You’ve likely heard the expression about something being “left on the cutting room floor.” Cutting out sections quickly and precisely is a crucial part of video editing. This requires being able to “jog” the cursor to locate the exact spot you want to split the video, down to individual frames (or even milliseconds). After the cursor is in place, then you can type Alt+X/Opt+X to split at the cursor.
For example, suppose I want to cut the section outlined in white in fig. 1. This is from a video I did on how to create a Pro Tools-like Multi-Mono plug-in mode in Studio One.
Choose the jog calibration you want to use. For precise cursor positioning, use frames or seconds (fig. 2).
If you chose frames, click in the transport’s frames field. Now, every mouse scroll click will jog the cursor forward or backward by one frame. In fig. 3, the cursor has been positioned exactly as desired. After being positioned, select the audio and video events that include the section to be split. Alt+X/Opt+X splits the audio and video events at the cursor position.
Of course, you don’t have to edit with single-frame resolution. For less critical edits, you can just place the cursor at the approximate position, and split.

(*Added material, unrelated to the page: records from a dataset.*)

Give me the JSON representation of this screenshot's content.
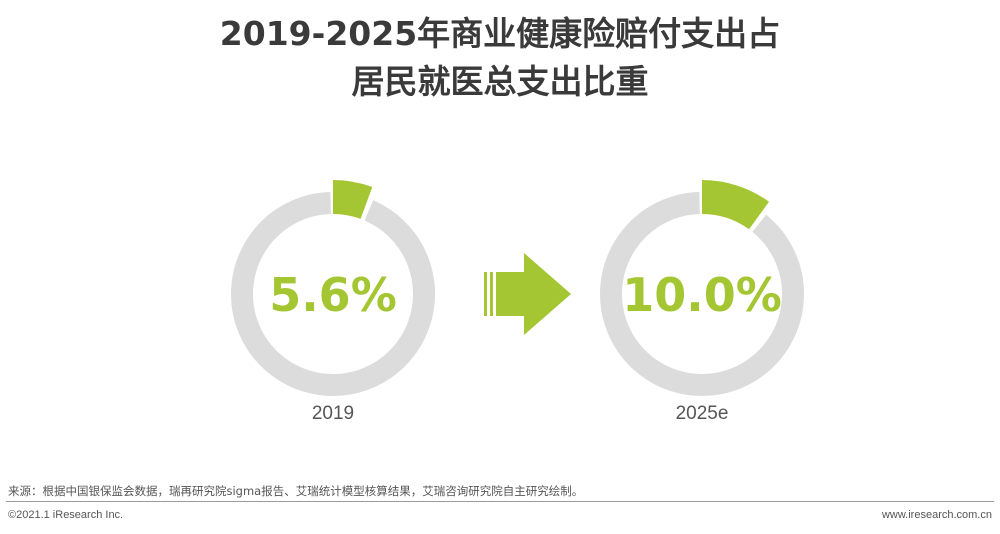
{
  "title": {
    "line1": "2019-2025年商业健康险赔付支出占",
    "line2": "居民就医总支出比重"
  },
  "chart_data": {
    "type": "pie",
    "variant": "donut",
    "title": "2019-2025年商业健康险赔付支出占居民就医总支出比重",
    "items": [
      {
        "label": "2019",
        "value": 5.6,
        "display": "5.6%"
      },
      {
        "label": "2025e",
        "value": 10.0,
        "display": "10.0%"
      }
    ],
    "unit": "%",
    "colors": {
      "highlight": "#a3c632",
      "ring": "#dcdcdc",
      "arrow": "#a3c632",
      "label": "#555555"
    }
  },
  "footer": {
    "source": "来源：根据中国银保监会数据，瑞再研究院sigma报告、艾瑞统计模型核算结果，艾瑞咨询研究院自主研究绘制。",
    "copyright": "©2021.1 iResearch Inc.",
    "website": "www.iresearch.com.cn"
  }
}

Note: In a real-world situation, you’d have the video window open to confirm that the video is in the right location, and you’d probably zoom much closer in to make sure the cursor is at the exact split point. However, I wanted the screenshots to accommodate those reading this blog post on a smartphone 😊
Split at the end of the section you want to cut, and then select the video and audio sections to be cut (fig. 4).
Select Ripple editing (fig. 5). Ripple editing moves the video after the removed section earlier on the timeline, so it starts where the removed section started. This closes up the “hole” left by a cut section.
Delete the section you wanted to remove, and now the video closes up so that there’s no gap (fig. 6).
To move around the video, click and drag on the mini-timeline in the video window (fig. 8).